For many decades, The Grad Club on Barrie Street has been a cultural hub on Queen’s University campus. Run by the Queen’s Graduate and Professional Students Society, the club offers food, craft beer on tap, study space, special events, and live music. The Grad Club has made a name for itself as a live music venue in Kingston, both for local musicians and for touring bands. In 2009, CBC radio listeners named The Grad Club one of the Top 10 live music venues in Canada.
In theory, The Grad Club shouldn’t work as a live music venue. Housed in a Victorian brick duplex, the interior features a long, narrow room on the ground floor with a tiny stage. The main room can hold 100 people standing, at most, and 50 people seated.
Virginia Clark, longtime manager of The Grad Club, says that there are two components to the appeal of The Grad Club for musicians. The first is the great acoustics (complemented by the work of a great sound person at live events). And the second is the intimacy of the room.
“The ‘secret sauce’ of The Grad Club – and I’ve heard this from a lot of musicians – is the intimacy and the connection with the audience,” says Clark. “When they’re playing big stages, the audience is way back there. But here, they can connect with the audience. And the audience feels it, too. There’s just this awesome connection vibe between the musicians and the audience.”

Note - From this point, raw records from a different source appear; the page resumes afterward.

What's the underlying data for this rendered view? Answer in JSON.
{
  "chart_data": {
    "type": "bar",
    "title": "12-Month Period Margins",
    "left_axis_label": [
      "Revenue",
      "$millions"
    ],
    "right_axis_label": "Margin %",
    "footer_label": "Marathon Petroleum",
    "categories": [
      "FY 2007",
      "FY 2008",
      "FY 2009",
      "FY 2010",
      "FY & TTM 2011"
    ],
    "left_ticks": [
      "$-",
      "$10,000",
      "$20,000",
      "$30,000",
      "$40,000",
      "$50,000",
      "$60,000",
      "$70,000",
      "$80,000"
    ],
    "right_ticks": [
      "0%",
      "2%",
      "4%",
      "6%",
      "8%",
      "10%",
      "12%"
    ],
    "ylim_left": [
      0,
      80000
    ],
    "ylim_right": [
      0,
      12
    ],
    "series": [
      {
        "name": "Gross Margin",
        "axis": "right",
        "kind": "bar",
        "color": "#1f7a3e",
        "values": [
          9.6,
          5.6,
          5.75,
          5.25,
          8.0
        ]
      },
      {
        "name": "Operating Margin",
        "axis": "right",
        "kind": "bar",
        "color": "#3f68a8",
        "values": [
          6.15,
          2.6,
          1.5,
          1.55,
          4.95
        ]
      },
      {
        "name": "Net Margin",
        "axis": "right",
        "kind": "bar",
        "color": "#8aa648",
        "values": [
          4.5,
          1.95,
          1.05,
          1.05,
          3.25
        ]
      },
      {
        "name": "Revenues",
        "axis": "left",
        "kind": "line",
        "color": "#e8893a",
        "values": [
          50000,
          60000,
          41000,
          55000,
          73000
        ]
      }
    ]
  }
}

The Tragically Hip performed at The Grad Club as students. Years later, so did Devan and Khalid. Jill Barber made her public debut as a singer at The Grad Club, when she was 16 years old. She was visiting her brother Matthew in Kingston, where he was a Queen’s student. During their visit, Matthew took Jill to The Grad Club, where there was an open mic night. Jill got up on the stage and sang “In the road,” a song by Weeping Tile, one of her favourite bands. Later, as a Queen’s student herself, Jill formed her first band, Bent Ivy. The “rockin’ folk” trio included Gary Lavallee on drums (LaVallee is the longtime owner of Kingston’s Zap Records) and Andy Shurvell on bass.
As a musician, like Sarah Harmer, Devan and Khalid, and other Kingston-based musicians, Barber took inspiration from her surroundings. Her 2002 song, “The Best View” was inspired by sitting on the roof of her student house on University Avenue.
Stars, Grizzly Bear, Alex Cuba, NQ Arbuckle, the Sadies, Danny Michel, Alvvays, METZ, Hannah Georgas: they’ve all performed here. And sometimes, musicians make surprise appearances on the tiny Grad Club stage.
Neko Case was in attendance when the Sadies were performing: after the band’s first set, she asked Clark if she could join the band on stage for their second set. Clark recalls, “She said, ‘we’re going to be playing New York City on the weekend, and I’d love to warm up the songs with the Sadies.’ It was a magical set.”
Another time, Sarah Harmer and Weeping Tile were performing a benefit show for the Salvation Army winter relief fund at The Grad Club. Bruce Cockburn showed up at the door: the members of Weeping Tile insisted that he get on stage with them to do a song “as the price of admission” to the sold-out show, which he gladly did.